2020年04月28日 | 俳句・短歌・評論・俳句誌・俳句の歴史
 芭蕉の禅的な宇宙感
 
 数年前になるが、ある句会の吟行で名勝・清澄庭園から深川の芭蕉所縁の地を訪ね、『芭蕉記念館』で句会を行った。
 清澄庭園で〈古池や蛙飛び込む水の音〉という句碑に出会い、また芭蕉稲荷神社では大小の蛙のオブジェと対面し、『芭蕉記念館』では芭蕉遺愛の石蛙とも対面した。

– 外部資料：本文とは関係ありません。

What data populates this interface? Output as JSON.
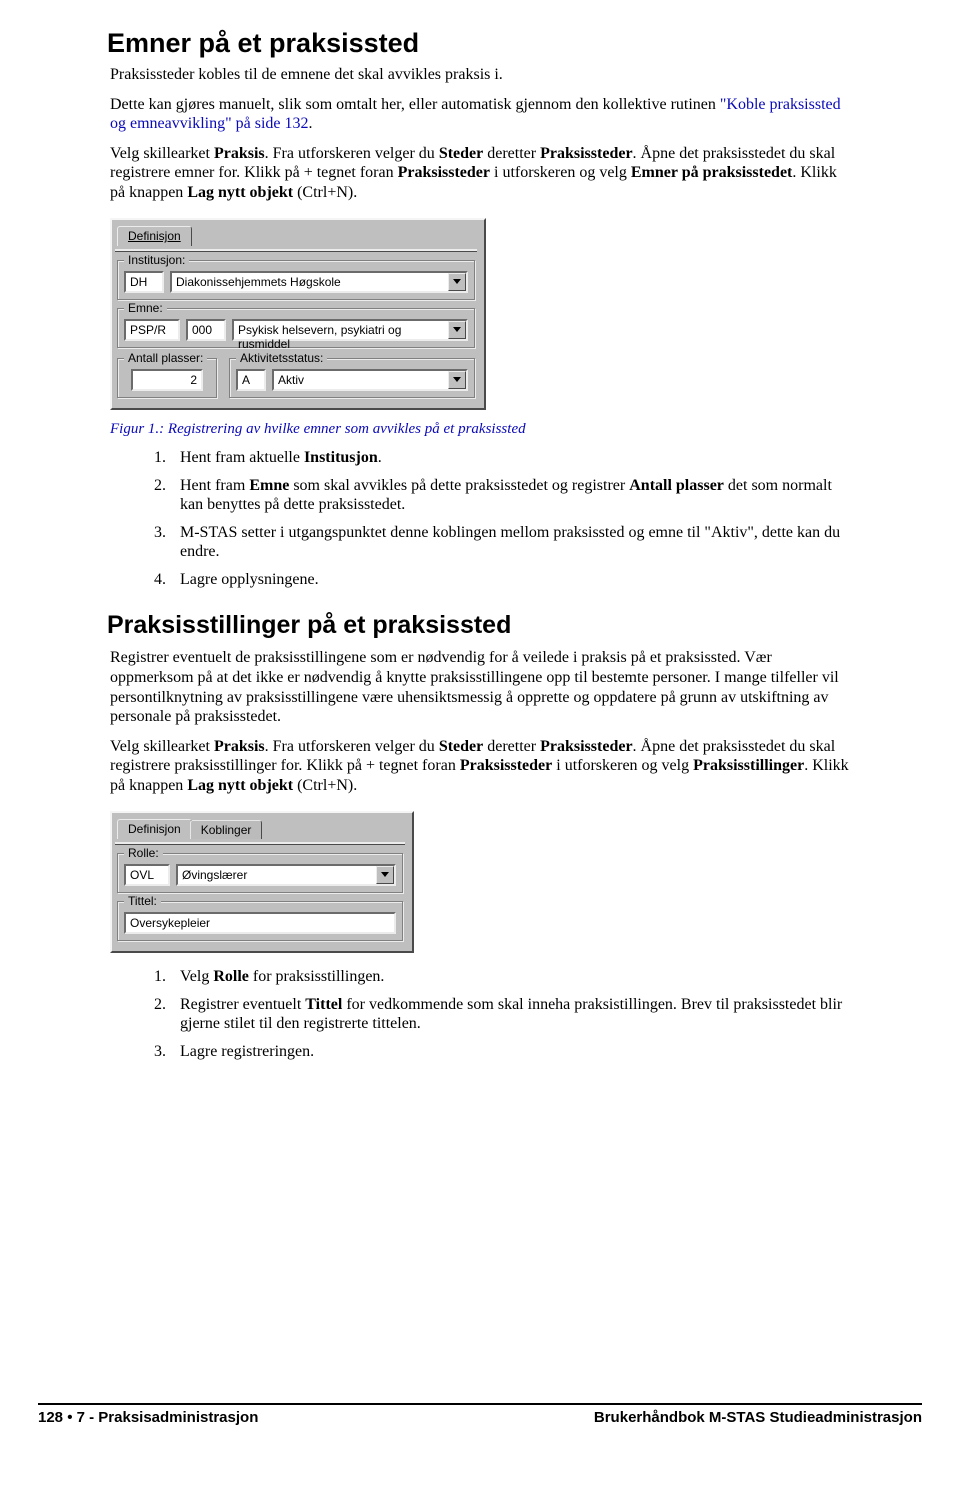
{
  "h1": "Emner på et praksissted",
  "p1_a": "Praksissteder kobles til de emnene det skal avvikles praksis i.",
  "p1_b_pre": "Dette kan gjøres manuelt, slik som omtalt her, eller automatisk gjennom den kollektive rutinen ",
  "p1_b_link": "\"Koble praksissted og emneavvikling\" på side 132",
  "p1_b_post": ".",
  "p2": "Velg skillearket Praksis. Fra utforskeren velger du Steder deretter Praksissteder. Åpne det praksisstedet du skal registrere emner for. Klikk på + tegnet foran Praksissteder i utforskeren og velg  Emner på praksisstedet. Klikk på knappen Lag nytt objekt (Ctrl+N).",
  "fig1": {
    "tab_def": "Definisjon",
    "grp_inst": "Institusjon:",
    "inst_code": "DH",
    "inst_name": "Diakonissehjemmets Høgskole",
    "grp_emne": "Emne:",
    "emne_c1": "PSP/R",
    "emne_c2": "000",
    "emne_name": "Psykisk helsevern, psykiatri og rusmiddel",
    "grp_antall": "Antall plasser:",
    "antall_val": "2",
    "grp_status": "Aktivitetsstatus:",
    "status_c": "A",
    "status_name": "Aktiv"
  },
  "caption1": "Figur 1.: Registrering av hvilke emner som avvikles på et praksissted",
  "steps1": [
    "Hent fram aktuelle Institusjon.",
    "Hent fram Emne som skal avvikles på dette praksisstedet og registrer Antall plasser det som normalt kan benyttes på dette praksisstedet.",
    "M-STAS setter i utgangspunktet denne koblingen mellom praksissted og emne til \"Aktiv\", dette kan du endre.",
    "Lagre opplysningene."
  ],
  "h2": "Praksisstillinger på et praksissted",
  "p3": "Registrer eventuelt de praksisstillingene som er nødvendig for å veilede i praksis på et praksissted. Vær oppmerksom på at det ikke er nødvendig å knytte praksisstillingene opp til bestemte personer. I mange tilfeller vil persontilknytning av praksisstillingene være uhensiktsmessig å opprette og oppdatere på grunn av utskiftning av personale på praksisstedet.",
  "p4": "Velg skillearket Praksis. Fra utforskeren velger du Steder deretter Praksissteder. Åpne det praksisstedet du skal registrere praksisstillinger for. Klikk på + tegnet foran Praksissteder i utforskeren og velg  Praksisstillinger. Klikk på knappen Lag nytt objekt (Ctrl+N).",
  "fig2": {
    "tab_def": "Definisjon",
    "tab_kob": "Koblinger",
    "grp_rolle": "Rolle:",
    "rolle_code": "OVL",
    "rolle_name": "Øvingslærer",
    "grp_tittel": "Tittel:",
    "tittel_val": "Oversykepleier"
  },
  "steps2": [
    "Velg Rolle for praksisstillingen.",
    "Registrer eventuelt Tittel for vedkommende som skal inneha praksistillingen. Brev til praksisstedet blir gjerne stilet til den registrerte tittelen.",
    "Lagre registreringen."
  ],
  "footer_left": "128 • 7 - Praksisadministrasjon",
  "footer_right": "Brukerhåndbok M-STAS Studieadministrasjon"
}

 芭蕉というと誰もが知っているこの〈古池や蛙飛び込む水の音〉であるが、これは貞享三年(一六八六)、芭蕉庵で『蛙の二十番句合』が興行された際の作であることが知られている。蛇足になるが、上五を弟子の其角が「山吹」にしたらどうかと師に進言した。古今集の序に「花に鳴く鶯、水に住む蛙の声聞けば生きとし生けるもの、いづれか歌を詠まざりける」が前提にあったろうし、同じ古今集の〈蛙なく井出の山吹ちりにけり花の盛りにあはましものを〉(詠人しらず)が念頭にあってのことだろう。が、芭蕉は「古池」こそこの句に相応しいという其角の進言を退けた。

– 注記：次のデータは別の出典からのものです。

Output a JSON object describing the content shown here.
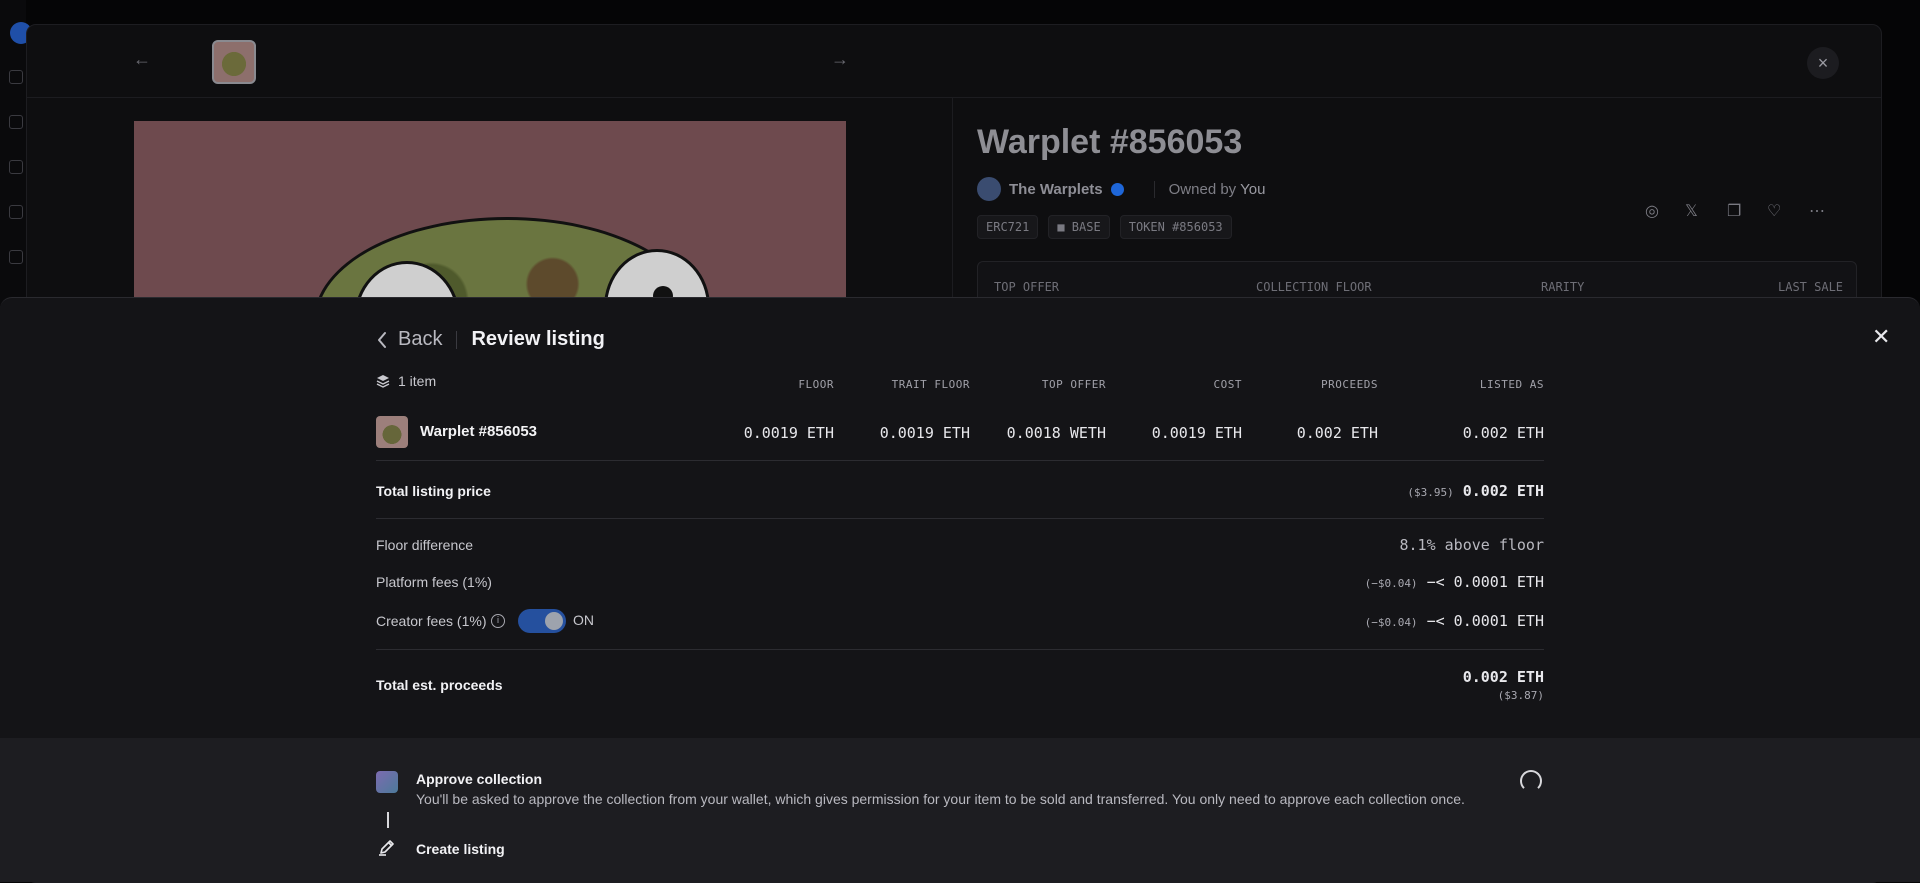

 では一体この「古池」とはどこにあったのか。蛙でなく河鹿でないのか。いや蛙としても一体何匹だったのかと議論は尽きないが、私なりに整理してみると次のようなことが考えられる。まず、飛び込んだ場所であるが、
  一、一般的な田圃・沼・川など
  二、鯉屋(杉山)杉風の生簀。あるいは芭蕉庵近くにあった古池。
  三、眼前や近くにある池でなく、架空・想像上の池。(芭蕉の脳裏にのみ存在した)
 次に蛙は作句時に実在したかであるが、
  A、存在は十分考えられる。当時蛙などどこにでもいた。
  B、芭蕉庵の近く。蛙合せの席で芭蕉も弟子も蛙の声を実際に聞いていた。
  C、そもそも蛙など存在せず、芭蕉の頭のなかで飛んだのだ。
 Cの説が観念的であるが、鑑賞する上で共感できる。古池は芭蕉の頭の中の宇宙であり、ふと現れた想像上の蛙がその宇宙へと飛び込んだのではなかろうかと思うのだ。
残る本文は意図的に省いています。